The frontend interface expects one CorineLayer
object for each available
year (1990, 2000, 2006, and 2012):
from corine.models import CorineLayer
CorineLayer.objects.create(rasterlayer=lyr, year=1990)
Legal¶
Funding¶
This application has been developed within the MyGEOSS project, which has received funding from the European Union’s Horizon 2020 research and innovation programme.
License and Copyright¶
The European Joint Research Centre (JRC) is the copyright holder of all source code and data output of the Protar project.

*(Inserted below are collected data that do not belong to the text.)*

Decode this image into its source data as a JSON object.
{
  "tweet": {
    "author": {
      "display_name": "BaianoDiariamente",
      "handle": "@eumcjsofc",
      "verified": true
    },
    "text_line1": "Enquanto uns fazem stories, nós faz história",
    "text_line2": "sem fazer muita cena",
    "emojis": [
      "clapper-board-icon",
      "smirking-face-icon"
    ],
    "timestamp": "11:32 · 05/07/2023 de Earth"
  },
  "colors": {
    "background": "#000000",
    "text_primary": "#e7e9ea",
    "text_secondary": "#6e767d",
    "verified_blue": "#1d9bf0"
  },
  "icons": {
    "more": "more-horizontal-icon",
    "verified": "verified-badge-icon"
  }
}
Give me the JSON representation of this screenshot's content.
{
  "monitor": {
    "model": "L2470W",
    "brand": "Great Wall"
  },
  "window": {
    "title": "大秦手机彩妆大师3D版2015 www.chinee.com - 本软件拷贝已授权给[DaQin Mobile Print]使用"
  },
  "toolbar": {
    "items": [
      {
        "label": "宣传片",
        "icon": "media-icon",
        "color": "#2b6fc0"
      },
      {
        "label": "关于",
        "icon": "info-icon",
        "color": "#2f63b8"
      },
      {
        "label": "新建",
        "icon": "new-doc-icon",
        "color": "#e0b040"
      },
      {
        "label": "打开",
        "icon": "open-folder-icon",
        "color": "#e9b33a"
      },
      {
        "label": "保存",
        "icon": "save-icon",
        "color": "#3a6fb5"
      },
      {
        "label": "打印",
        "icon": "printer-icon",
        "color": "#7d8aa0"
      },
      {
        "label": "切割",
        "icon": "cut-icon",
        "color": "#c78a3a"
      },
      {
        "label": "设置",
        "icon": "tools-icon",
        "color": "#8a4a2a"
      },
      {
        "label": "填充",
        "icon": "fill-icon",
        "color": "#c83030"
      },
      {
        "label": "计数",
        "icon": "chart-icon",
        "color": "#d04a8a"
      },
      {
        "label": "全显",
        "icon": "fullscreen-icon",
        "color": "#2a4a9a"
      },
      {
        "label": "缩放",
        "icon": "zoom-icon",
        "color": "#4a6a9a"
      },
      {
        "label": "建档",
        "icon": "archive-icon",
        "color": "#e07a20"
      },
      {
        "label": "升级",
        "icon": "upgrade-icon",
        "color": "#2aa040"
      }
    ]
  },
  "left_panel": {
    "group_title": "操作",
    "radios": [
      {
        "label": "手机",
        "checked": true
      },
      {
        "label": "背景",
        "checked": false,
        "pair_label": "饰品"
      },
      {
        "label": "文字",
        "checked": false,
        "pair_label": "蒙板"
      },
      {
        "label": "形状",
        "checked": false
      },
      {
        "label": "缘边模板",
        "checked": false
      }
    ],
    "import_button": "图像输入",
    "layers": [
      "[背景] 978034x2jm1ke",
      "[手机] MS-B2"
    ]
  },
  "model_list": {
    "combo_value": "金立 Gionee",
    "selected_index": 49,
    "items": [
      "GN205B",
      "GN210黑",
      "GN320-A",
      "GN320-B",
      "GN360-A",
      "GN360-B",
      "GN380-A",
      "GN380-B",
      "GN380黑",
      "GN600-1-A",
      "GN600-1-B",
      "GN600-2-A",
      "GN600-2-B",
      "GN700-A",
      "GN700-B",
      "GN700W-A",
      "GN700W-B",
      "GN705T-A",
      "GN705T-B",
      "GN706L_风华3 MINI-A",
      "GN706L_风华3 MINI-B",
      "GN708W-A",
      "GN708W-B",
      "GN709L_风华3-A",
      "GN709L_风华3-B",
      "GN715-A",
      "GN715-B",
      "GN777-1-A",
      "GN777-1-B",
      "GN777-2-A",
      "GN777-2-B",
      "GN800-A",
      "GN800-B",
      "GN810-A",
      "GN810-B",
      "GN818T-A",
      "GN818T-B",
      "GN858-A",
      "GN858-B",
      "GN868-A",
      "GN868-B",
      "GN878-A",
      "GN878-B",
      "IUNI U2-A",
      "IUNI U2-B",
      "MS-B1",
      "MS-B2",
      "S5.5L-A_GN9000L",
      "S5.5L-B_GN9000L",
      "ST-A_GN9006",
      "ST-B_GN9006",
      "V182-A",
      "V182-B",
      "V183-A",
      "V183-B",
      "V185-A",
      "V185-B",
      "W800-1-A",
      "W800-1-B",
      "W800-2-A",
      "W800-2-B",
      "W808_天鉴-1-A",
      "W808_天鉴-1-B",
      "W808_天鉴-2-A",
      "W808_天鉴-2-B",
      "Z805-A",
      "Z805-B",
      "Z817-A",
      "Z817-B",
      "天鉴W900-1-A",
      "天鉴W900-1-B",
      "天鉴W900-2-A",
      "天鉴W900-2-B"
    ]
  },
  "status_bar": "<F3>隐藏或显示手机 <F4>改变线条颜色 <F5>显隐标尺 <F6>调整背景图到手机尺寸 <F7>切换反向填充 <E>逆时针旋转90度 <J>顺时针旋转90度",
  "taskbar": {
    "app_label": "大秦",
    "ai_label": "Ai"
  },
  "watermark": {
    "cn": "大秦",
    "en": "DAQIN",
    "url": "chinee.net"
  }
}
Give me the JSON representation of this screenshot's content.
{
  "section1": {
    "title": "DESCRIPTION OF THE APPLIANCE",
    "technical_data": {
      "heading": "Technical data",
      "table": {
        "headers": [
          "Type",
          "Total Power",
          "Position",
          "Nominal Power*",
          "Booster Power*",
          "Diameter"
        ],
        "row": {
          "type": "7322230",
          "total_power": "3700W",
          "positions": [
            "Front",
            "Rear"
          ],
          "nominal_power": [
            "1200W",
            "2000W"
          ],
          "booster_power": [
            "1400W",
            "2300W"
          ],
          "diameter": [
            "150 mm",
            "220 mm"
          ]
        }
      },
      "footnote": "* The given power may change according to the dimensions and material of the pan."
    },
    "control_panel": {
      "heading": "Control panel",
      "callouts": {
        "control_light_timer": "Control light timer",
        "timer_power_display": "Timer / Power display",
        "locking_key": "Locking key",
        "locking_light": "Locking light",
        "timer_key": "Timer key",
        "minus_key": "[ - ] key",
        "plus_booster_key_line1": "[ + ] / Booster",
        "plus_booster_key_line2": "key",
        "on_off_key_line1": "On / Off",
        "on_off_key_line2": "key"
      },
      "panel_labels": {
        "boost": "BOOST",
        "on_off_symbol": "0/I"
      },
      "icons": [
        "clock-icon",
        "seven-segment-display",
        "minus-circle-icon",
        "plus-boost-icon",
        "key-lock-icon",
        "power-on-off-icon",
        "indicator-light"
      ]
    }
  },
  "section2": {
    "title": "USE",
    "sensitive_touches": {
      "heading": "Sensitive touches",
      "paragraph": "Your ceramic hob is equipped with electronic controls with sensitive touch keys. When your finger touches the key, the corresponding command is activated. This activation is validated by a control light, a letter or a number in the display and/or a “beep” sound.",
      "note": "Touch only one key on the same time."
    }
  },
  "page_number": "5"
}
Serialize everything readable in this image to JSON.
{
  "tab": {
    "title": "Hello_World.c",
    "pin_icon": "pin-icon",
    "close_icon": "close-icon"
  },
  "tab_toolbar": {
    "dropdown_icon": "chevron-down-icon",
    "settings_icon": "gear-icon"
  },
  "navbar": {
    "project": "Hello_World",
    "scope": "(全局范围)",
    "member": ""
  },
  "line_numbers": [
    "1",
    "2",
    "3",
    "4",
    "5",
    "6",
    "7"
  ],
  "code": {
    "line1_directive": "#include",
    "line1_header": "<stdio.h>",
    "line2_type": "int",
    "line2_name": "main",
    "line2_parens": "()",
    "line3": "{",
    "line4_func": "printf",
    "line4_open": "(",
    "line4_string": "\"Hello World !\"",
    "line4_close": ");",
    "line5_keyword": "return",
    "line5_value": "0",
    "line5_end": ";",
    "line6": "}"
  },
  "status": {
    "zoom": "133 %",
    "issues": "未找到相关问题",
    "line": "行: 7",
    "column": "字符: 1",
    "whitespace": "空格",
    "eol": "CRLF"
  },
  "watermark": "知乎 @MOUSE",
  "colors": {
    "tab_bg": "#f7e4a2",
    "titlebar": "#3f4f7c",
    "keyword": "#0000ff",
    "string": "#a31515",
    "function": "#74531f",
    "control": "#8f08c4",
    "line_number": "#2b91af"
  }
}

All output is published under the European Union Public License (EUPL) Version 1.1.
Disclaimer¶
The JRC, or as the case may be the European Commission, shall not be held liable for any direct or indirect, incidental, consequential or other damages, including but not limited to the loss of data, loss of profits, or any other financial loss arising from the use of this application, or inability to use it, even if the JRC is notified of the possibility of such damages.
App Stores¶
This is a web application not a mobile application. It is therefore not available on app stores.